The concept of development is an essentially contested one admitting to a variety of incommensurable competing interpretations. Arguably, development is not only difficult to define but also in terms of measurement. As much as development is measured by parameters such as Gross National Product per capita (GNP) or Gross Domestic Product (GDP). The truth is that people are both the means and the end of economic development as human beings are at the center of concerns for sustainable development. They are entitled to a healthy and productive life in harmony with nature. Therefore, development cannot be merely economic development or GNP as important as that may be. It must necessarily include the conditions of reality that allow people to take their destiny into their own hands. If the development strategy is people-centered, then community participation must be evident in the process. A project that people/community cannot identify with will eventually collapse. 

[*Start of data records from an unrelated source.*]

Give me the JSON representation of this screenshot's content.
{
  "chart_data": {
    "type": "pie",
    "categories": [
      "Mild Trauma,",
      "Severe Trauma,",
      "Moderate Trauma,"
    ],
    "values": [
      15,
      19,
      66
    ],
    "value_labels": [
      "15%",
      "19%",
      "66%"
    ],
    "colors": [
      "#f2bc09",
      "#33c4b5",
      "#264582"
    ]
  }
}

CorpsAfrica’s sector-specific initiatives (SSIs) tackle pressing issues by fostering collaborative action, centralizing development resources, and training the next generation of development practitioners such as Volunteers through CorpsAfrica Green (mainly focuses on climate), pink (mainly focuses on girls and women),  Blue (mainly focuses on water solutions and sanitation), purple (mainly focuses on persons with disability), red (mainly focuses on health), black (mainly focuses on economic development), silver (mainly focuses on IT and Tech skills)  and junior (children). Through these focused goals, CorpsAfrica is dedicated to creating impactful and sustainable change in diverse communities. CorpsAfrica uses Asset Based Community Development and Human Centered Design and Human Centered design for sustainable community-driven development based on the premise that communities can drive the development process themselves by strengthening communities to recognize, identify, and activate the skills, resources, experience, knowledge, connections, and passions within them to offer solutions to their problems. 

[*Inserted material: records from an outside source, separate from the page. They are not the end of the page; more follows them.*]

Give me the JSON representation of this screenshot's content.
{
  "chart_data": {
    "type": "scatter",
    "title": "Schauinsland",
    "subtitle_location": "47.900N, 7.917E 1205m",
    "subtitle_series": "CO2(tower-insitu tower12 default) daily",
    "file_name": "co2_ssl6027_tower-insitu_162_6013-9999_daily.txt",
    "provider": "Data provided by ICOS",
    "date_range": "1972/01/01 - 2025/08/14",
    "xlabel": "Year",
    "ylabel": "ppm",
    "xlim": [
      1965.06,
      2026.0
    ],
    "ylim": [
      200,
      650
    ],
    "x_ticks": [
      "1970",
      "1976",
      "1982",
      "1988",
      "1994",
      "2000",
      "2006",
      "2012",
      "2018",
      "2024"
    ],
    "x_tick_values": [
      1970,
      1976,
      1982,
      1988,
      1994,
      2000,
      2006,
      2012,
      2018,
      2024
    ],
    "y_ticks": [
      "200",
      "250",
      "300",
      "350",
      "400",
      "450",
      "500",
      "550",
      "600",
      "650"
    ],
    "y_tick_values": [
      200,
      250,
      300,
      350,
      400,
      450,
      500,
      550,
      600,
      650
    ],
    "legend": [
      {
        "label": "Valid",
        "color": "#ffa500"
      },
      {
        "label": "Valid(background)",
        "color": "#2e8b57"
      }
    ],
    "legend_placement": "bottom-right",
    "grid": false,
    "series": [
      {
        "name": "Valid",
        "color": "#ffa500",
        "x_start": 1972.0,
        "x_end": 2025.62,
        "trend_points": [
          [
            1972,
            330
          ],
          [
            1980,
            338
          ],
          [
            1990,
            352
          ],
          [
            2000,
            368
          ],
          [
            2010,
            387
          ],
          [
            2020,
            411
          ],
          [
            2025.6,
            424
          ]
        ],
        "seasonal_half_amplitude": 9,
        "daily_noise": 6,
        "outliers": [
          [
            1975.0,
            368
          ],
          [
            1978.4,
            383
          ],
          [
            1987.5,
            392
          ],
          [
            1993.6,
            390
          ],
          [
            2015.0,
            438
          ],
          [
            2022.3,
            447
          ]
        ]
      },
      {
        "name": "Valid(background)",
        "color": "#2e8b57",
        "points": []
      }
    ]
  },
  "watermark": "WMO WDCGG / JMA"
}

To see the big picture and the full impact of her Sector Specific Initiative activities such as training in sewing reusable sanitary pads for adolescent boys and girls in her community and gender-based violence awareness campaign to strategically address critical challenges by uniting a network of development partners, community members, Volunteers and community leaders to drive positive change to build a sustainable future. The successful implementation of the two activities relied on the assets already found in a community and mobilizing them to work together to make the changes that matter most to them. The sustainability of the goal-focused projects championed by CorpsAfrica aims at combating poverty through the provision of improved basic services enhancing rights of participation, entitlements, and better income-generation opportunities through the selling of reusable sanitary pads.  

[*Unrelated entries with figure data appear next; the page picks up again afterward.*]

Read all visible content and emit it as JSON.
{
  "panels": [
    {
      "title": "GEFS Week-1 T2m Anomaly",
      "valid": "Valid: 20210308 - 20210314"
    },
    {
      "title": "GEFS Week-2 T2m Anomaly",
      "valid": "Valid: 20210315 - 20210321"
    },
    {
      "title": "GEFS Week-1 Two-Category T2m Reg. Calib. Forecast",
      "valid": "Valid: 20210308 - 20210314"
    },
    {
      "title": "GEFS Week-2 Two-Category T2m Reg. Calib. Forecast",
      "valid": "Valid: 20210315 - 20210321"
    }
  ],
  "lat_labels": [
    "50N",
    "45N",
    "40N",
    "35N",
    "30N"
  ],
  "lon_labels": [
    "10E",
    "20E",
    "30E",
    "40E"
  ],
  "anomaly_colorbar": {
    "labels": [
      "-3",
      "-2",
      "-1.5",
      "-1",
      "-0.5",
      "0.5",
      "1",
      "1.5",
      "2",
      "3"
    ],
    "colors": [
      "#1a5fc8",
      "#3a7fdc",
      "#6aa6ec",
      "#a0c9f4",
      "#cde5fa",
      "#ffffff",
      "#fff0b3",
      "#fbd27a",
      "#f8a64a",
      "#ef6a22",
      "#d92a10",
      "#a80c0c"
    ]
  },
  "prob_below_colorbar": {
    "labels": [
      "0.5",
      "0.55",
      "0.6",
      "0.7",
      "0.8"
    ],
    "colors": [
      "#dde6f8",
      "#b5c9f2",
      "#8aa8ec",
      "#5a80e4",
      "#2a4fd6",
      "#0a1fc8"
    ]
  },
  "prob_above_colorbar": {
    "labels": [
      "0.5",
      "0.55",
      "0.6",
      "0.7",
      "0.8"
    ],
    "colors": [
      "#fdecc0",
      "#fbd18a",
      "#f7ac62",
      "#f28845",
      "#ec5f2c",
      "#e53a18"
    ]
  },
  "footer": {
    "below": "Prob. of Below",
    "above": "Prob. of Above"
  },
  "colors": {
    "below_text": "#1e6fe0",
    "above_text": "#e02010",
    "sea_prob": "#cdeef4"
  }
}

In conclusion, poverty in Africa is a reality created not only by internal contradictions like conflict, war, illiteracy, bad governance, nepotism, and corruption but also more importantly, by development done to the people. Poverty in Africa is man-made as it assumes that only those from outside the community can offer solutions and resources through external foreign aid evident through foreign debts of African states accrued over some time as a result of large-scale borrowing which will require a fundamental change of behavior especially on economic, social, political, psychological, environmental, cultural and international dimensions of their environment, development efforts to free themselves from the all-pervasive problems of poverty, violence, environmental degradation are bound to fail.